Let’s get on with it then as I recap a recent visit to Domaine Begude in France’s Languedoc wine region. Located about 30 minutes from the medieval city of Carcassonne, Domaine Begude is owned by James and Catherine Kinglake. Back in 2003, this British couple was looking for a new life adventure, removed from the hustle and bustle of city life in London.

After searching for many months, and visiting dozens of estates throughout the south of France, they found Begude. Here they settled down and embarked upon a life with clean fresh air amongst the vines. Not long thereafter came daughter Millie. Talk about life changes.

The intrepid Catherine and James

With a magnificent view of the Pyrenees, the domaine spans approximately 25 hectares and 320-370m above sea level in the cool climate growing appellation of Limoux. If you think that the Languedoc only produces big, bold Rhone inspired reds, think again. In Limoux varietals like chardonnay, chenin blanc, sauvignon blanc, mauzac, pinot noir and merlot excel.

nestled in the foothills of the Pyrenees (photo courtesy of Domaine Begude)

At Begude sustainability and ecological responsibility are key. Towards this end, the vineyards are farmed using only organic cow and sheep manure. Weed killing is also done mechanically and without the use of chemical pesticides.

Kinglake works with a small but very dedicated group of individuals.
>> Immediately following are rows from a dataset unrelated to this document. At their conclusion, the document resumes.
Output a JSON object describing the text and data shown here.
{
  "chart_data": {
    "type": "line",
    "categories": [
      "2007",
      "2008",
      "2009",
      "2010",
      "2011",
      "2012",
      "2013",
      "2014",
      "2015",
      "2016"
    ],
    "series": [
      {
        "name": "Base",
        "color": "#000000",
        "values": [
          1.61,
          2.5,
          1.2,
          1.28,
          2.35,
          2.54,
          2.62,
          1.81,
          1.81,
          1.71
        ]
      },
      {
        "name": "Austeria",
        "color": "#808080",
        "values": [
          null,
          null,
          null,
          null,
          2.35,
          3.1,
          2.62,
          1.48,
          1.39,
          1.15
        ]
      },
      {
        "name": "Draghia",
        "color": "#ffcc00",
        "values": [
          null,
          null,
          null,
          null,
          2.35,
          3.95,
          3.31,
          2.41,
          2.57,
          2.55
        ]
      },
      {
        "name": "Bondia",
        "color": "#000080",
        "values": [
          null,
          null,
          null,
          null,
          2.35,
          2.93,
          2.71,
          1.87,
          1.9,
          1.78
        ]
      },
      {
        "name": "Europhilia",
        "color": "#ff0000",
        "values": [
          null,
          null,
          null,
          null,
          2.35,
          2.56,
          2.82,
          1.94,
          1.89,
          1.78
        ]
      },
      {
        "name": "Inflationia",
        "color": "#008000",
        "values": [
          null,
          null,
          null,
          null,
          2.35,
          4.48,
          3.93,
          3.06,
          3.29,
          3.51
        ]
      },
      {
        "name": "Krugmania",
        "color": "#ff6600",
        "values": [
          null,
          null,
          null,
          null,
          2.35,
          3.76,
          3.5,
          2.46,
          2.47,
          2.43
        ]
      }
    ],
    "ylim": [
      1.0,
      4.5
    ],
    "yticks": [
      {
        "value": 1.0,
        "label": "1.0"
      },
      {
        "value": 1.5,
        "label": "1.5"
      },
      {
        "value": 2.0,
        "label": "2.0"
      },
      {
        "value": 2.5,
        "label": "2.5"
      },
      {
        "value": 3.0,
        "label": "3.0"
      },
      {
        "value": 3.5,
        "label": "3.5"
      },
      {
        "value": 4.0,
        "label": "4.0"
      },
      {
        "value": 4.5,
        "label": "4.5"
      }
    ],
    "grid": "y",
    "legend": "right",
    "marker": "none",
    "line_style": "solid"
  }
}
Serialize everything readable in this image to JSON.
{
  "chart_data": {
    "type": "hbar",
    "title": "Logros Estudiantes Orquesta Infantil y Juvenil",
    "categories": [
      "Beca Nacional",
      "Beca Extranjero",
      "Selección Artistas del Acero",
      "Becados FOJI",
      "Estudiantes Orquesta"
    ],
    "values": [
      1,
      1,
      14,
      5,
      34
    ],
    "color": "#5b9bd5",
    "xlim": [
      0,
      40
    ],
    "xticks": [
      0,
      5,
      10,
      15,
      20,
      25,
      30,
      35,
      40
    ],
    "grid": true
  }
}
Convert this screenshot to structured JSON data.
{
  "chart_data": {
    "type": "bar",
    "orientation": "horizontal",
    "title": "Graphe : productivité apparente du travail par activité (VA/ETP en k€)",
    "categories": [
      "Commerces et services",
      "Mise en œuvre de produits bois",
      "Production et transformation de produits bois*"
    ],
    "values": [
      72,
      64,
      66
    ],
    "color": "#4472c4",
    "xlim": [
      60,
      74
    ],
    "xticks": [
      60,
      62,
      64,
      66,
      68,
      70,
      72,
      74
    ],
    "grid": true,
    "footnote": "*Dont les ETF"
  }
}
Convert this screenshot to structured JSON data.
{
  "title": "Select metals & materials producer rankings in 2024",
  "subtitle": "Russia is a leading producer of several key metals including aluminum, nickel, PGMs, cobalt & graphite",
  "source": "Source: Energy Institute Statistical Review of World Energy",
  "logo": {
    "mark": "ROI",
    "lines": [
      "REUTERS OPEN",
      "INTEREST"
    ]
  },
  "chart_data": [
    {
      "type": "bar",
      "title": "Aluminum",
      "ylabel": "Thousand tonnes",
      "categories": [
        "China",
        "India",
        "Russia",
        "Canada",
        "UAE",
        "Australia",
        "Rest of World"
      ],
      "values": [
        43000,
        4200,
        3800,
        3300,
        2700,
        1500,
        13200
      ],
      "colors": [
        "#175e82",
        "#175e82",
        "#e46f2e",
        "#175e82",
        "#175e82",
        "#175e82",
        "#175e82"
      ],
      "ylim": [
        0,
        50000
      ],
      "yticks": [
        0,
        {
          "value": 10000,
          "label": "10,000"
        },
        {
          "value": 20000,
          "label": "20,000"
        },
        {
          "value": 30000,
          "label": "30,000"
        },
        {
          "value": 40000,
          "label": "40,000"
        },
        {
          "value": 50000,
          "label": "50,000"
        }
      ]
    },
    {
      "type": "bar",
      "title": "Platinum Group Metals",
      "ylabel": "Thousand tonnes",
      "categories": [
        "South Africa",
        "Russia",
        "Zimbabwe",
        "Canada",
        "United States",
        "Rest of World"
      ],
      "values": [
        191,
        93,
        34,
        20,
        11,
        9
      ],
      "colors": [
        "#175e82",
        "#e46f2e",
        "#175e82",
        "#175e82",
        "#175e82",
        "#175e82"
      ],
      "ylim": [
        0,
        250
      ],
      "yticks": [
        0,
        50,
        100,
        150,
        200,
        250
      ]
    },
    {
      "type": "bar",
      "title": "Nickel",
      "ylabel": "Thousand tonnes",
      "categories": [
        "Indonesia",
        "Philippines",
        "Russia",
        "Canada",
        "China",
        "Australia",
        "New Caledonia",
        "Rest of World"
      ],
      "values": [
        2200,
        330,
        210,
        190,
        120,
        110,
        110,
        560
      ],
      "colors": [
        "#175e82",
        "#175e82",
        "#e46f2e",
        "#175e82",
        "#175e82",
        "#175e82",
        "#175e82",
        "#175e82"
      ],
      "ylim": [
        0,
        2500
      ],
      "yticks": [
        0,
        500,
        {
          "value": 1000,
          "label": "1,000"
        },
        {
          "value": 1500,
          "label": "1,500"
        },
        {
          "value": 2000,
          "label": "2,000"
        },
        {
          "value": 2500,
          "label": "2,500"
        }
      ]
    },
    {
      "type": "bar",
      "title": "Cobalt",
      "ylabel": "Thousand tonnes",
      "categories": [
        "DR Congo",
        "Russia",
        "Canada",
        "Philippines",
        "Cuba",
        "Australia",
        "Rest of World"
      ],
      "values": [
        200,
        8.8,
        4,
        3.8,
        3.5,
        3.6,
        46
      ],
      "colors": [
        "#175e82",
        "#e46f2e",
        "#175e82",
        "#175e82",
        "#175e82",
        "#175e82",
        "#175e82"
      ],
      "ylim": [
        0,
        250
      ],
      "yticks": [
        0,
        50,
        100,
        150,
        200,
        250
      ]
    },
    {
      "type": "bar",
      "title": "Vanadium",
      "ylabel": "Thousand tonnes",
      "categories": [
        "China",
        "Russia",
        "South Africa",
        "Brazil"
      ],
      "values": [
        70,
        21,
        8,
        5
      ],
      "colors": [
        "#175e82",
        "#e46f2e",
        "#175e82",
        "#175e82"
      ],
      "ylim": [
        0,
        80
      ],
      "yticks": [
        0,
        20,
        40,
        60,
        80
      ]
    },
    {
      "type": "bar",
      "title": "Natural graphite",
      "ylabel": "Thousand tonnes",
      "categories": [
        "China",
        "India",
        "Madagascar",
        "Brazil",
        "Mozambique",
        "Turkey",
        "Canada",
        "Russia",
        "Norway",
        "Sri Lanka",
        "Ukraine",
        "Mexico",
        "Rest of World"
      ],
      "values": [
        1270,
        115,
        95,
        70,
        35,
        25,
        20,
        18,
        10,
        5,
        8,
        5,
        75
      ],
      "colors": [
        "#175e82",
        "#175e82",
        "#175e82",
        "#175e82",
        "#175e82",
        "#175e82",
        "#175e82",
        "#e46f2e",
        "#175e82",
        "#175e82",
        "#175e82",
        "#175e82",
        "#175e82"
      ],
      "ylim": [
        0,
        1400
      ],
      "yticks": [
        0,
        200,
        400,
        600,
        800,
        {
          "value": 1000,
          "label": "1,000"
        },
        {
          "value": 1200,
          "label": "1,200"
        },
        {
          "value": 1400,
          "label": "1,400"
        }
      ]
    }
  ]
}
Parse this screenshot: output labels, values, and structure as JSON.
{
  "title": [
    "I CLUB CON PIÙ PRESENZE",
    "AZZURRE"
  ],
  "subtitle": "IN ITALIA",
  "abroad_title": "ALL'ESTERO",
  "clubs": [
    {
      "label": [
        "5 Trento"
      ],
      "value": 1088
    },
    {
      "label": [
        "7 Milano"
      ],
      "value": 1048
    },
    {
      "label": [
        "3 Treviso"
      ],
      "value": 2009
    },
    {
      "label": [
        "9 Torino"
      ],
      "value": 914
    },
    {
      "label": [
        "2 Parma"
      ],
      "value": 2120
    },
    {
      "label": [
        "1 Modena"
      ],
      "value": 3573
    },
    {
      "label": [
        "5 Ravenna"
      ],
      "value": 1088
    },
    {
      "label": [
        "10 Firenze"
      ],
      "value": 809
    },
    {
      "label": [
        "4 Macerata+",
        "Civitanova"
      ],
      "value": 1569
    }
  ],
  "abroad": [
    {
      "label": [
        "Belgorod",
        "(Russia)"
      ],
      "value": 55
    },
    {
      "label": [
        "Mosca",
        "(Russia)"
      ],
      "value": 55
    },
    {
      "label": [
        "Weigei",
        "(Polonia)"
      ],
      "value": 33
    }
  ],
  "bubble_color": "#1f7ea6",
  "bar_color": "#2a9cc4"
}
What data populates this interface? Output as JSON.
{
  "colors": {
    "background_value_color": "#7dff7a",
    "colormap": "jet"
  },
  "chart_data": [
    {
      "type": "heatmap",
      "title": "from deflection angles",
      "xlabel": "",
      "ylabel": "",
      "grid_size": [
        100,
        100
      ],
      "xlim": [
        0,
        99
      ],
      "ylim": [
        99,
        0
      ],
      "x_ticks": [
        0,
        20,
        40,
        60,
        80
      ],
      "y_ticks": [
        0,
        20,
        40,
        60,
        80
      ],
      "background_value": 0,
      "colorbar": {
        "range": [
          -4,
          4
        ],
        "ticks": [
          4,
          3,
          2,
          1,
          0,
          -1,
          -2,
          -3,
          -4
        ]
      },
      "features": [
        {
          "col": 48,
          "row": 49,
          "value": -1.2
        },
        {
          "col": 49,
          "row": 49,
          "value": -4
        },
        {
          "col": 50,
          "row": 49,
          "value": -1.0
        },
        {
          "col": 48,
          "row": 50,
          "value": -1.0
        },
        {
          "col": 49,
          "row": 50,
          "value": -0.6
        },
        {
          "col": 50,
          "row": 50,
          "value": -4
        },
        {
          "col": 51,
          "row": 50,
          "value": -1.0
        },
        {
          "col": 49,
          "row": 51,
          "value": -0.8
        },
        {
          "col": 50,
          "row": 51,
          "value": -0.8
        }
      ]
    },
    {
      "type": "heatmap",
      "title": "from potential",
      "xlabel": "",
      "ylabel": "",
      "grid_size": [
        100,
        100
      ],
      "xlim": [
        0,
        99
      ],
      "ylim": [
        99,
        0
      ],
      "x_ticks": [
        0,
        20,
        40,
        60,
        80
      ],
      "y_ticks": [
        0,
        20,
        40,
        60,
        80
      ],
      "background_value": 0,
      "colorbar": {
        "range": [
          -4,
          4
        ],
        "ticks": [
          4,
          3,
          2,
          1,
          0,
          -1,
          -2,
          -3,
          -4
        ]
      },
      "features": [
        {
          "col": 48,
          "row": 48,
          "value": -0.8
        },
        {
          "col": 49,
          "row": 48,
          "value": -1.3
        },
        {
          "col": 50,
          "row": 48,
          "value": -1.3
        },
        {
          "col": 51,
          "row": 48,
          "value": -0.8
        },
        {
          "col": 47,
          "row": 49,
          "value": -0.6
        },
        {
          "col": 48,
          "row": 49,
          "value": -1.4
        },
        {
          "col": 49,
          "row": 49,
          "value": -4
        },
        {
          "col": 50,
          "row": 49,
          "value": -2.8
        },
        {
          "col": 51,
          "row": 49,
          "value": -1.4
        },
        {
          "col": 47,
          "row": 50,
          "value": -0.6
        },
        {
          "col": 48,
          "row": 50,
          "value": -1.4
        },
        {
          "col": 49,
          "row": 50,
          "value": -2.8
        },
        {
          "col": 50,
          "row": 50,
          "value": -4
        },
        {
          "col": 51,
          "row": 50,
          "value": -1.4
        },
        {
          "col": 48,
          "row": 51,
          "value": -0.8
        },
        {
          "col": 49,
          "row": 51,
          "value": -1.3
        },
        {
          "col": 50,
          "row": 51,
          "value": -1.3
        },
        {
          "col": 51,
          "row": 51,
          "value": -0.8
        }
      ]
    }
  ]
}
Laurent Girault, who was born into a family of winemakers, is the vineyard manager/winemaker. Quiet, dedicated, but with a twinkle in his eye, Laurent is passionate about the vine and wine.

Right hand men Vincent Boutin and Driss Yousfi are also integral to the quality and success of Domaine Begude.

 

“Our driving ambition is to make excellent wine from long established high-quality terroir with a modern twist; in effect we are bridging the gap between new world and old world, producing fresh, zesty, fruit wines often reminiscent of the new world, but with the elegance of the old world..” ~ James Kinglake

 The domaine produces a modest range of white wines that I believe strongly affirm this ethos.  Over the past several years K&L Wine Merchants has featured a range of wines from Domaine Begude. The following wines have been immensely popular with both our customers as well as our staff.

LES VINS..

 

2009 Domaine Begude Sauvignon Blanc Pays d‘Oc IGP

Brisk, bitey, crushed stones, minerals. Inspired more by the sauvignon blancs of Sancerre than the grass and gooseberry of Marlborough.

2009 Domaine Begude Chardonnay “Le Bel Ange” Pays d’Oc IGP

Crisp, with no oak or malo influence to detract from nuances of citrus, fuji apple and pear. 10% chenin rounds it out just a touch.

2009 Domaine Begude Pinot Noir Rose Pays d’Oc IGP

Dry, delicate strawberry fruits. Our guys and gals in K&L Hollywood sell this wine like a house on fire. Alas the 2009 is long gone, and we must wait patiently until next year.

2008 Domaine Begude Chardonnay “Classic” Limoux

This beautifully balanced white has made me take to chardonnay once again. A bit of oak, but not to much, along with cool climate acidity have me predicting that the classic will be a huge winner amongst casual drinkers and connoisseurs alike.